# Vizio VP422 Plasma TV



## Tiffany1229 (Sep 30, 2008)

Hopefully someone can help me..

I recently was given a Vizio VP422 HD Plasma TV. I was told that the audio works on it but the video does not. I took it to a repair shop and he said there was a few fuses loose but other than that he didn't see much wrong with it and said it was most likely the main board. So he gave me a part number and I ordered the board. Tonight I put the board in and still have no video. :sad: However, instead of two clicks when I turn it on, I now hear a third click. The Vizio light changes from amber to white. At this point I'm not sure what else to try. I don't think it's a power issue, cause I see green lights through the back cover and the light is changing from amber to white.

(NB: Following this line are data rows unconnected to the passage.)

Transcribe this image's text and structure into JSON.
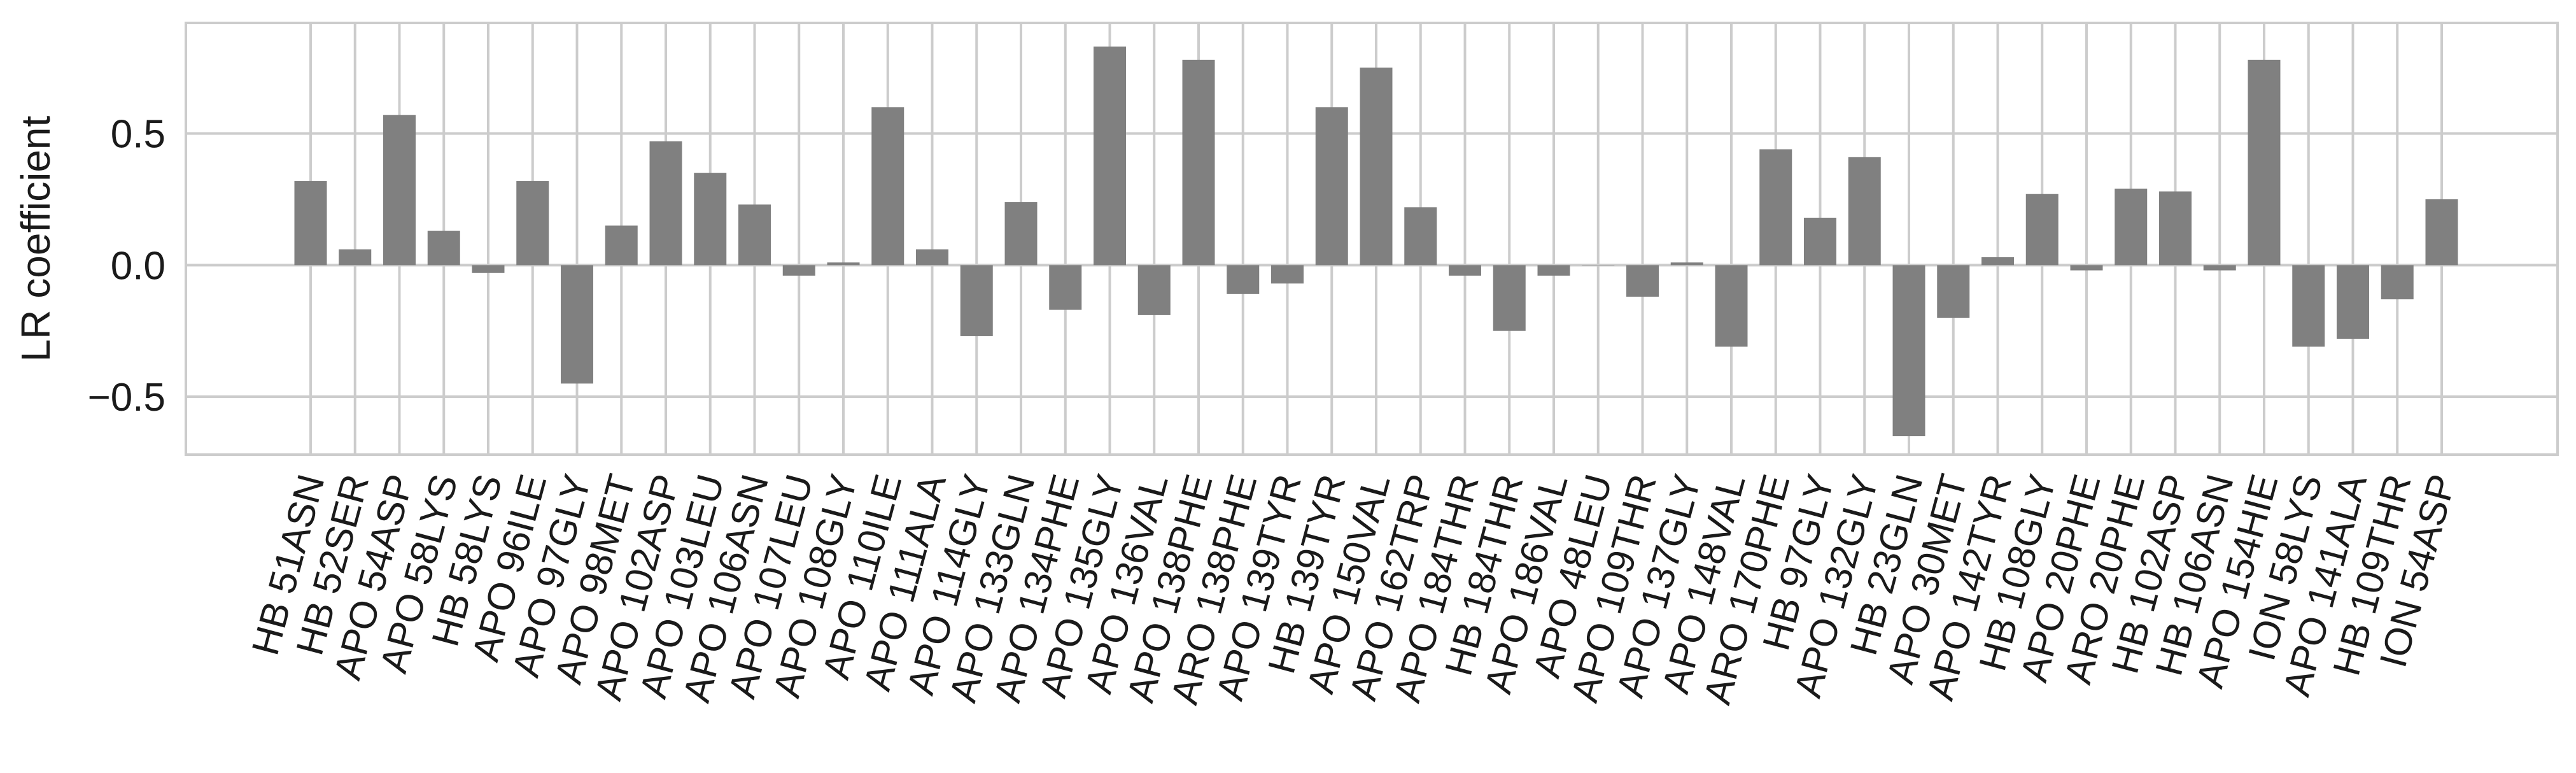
{
  "chart_data": {
    "type": "bar",
    "title": "",
    "xlabel": "",
    "ylabel": "LR coefficient",
    "ylim": [
      -0.72,
      0.92
    ],
    "yticks": [
      -0.5,
      0.0,
      0.5
    ],
    "ytick_labels": [
      "−0.5",
      "0.0",
      "0.5"
    ],
    "grid": true,
    "bar_color": "#808080",
    "categories": [
      "HB 51ASN",
      "HB 52SER",
      "APO 54ASP",
      "APO 58LYS",
      "HB 58LYS",
      "APO 96ILE",
      "APO 97GLY",
      "APO 98MET",
      "APO 102ASP",
      "APO 103LEU",
      "APO 106ASN",
      "APO 107LEU",
      "APO 108GLY",
      "APO 110ILE",
      "APO 111ALA",
      "APO 114GLY",
      "APO 133GLN",
      "APO 134PHE",
      "APO 135GLY",
      "APO 136VAL",
      "APO 138PHE",
      "ARO 138PHE",
      "APO 139TYR",
      "HB 139TYR",
      "APO 150VAL",
      "APO 162TRP",
      "APO 184THR",
      "HB 184THR",
      "APO 186VAL",
      "APO 48LEU",
      "APO 109THR",
      "APO 137GLY",
      "APO 148VAL",
      "ARO 170PHE",
      "HB 97GLY",
      "APO 132GLY",
      "HB 23GLN",
      "APO 30MET",
      "APO 142TYR",
      "HB 108GLY",
      "APO 20PHE",
      "ARO 20PHE",
      "HB 102ASP",
      "HB 106ASN",
      "APO 154HIE",
      "ION 58LYS",
      "APO 141ALA",
      "HB 109THR",
      "ION 54ASP"
    ],
    "values": [
      0.32,
      0.06,
      0.57,
      0.13,
      -0.03,
      0.32,
      -0.45,
      0.15,
      0.47,
      0.35,
      0.23,
      -0.04,
      0.01,
      0.6,
      0.06,
      -0.27,
      0.24,
      -0.17,
      0.83,
      -0.19,
      0.78,
      -0.11,
      -0.07,
      0.6,
      0.75,
      0.22,
      -0.04,
      -0.25,
      -0.04,
      0.0,
      -0.12,
      0.01,
      -0.31,
      0.44,
      0.18,
      0.41,
      -0.65,
      -0.2,
      0.03,
      0.27,
      -0.02,
      0.29,
      0.28,
      -0.02,
      0.78,
      -0.31,
      -0.28,
      -0.13,
      0.25
    ]
  }
}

I'm not sure though. If ANYONE has ANY suggestions, please please tell me. I'd love to get this TV working. Thanks!


----------



## octaneman (May 13, 2009)

Hi Tiffany1229


Was there an annoying buzz before the t.v went dead ?


----------



## Tiffany1229 (Sep 30, 2008)

octaneman said:


> Hi Tiffany1229
> 
> 
> Was there an annoying buzz before the t.v went dead ?


Hi! I'm actually not sure. The TV was given to me broken.


----------



## octaneman (May 13, 2009)

Plasma screens have a upper board, a lower board ,and Y-sustain board. The Y-sustain board is what usually gives out on plasma screens and they often show burn out resistors.


----------